Each time I stir up the dust driving down that little dirt road, something stirs inside my heart. Going to Granny Bea's house was always an incredible journey. Although she left us a few years ago and is gone from our midst, her presence still resides in the small community where she lived. There is the beauty shop where she had her hair fixed. Martin's Grocery Store. Or, the dance floor at picnic grounds where she would dance a jig or two. She loved to dance. And when her body would not allow her to dance any longer; she would sit at the picnic grounds in her lawn chair tapping her toe to the music and watching everyone else.
I have been many places - traveled by train, bus, airplane or automobile. I have seen the ocean, the mountains, the birthplace of America. But the most incredible journey for me is going back to Granny Bea's. Each time I go there, the car may be going forward, but I am traveling backwards through time to a place where children still run barefoot and play in the dirt. The sun kisses little freckled faces... and a grandmother's hug solves all the problems of the world.
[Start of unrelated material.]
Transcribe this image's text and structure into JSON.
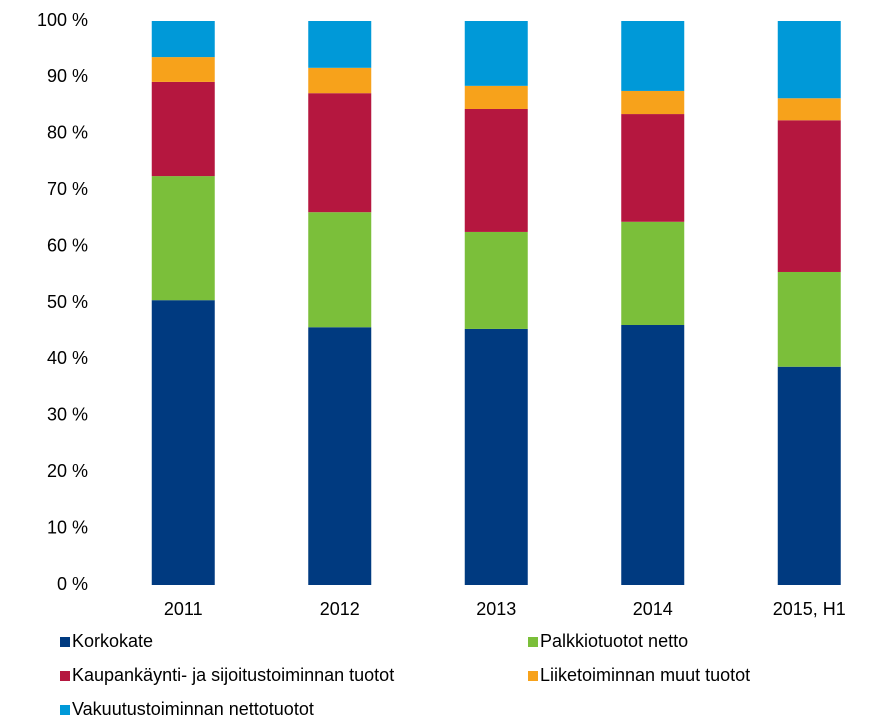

Man this brought back memories. You did not mention the trips to check the wells with Pill and bouncing over "thrill hill" to see if it would give us good luck (chunks of pavement flying up when we topped the ridge) and Pill taking us to DQ for the cherry coke. Riding the ponies, ole Ma, trixie and pebbles and building dirt cities for the tonka trucks in the front of the old white house. Man...so many fun times. Thanks for the memories.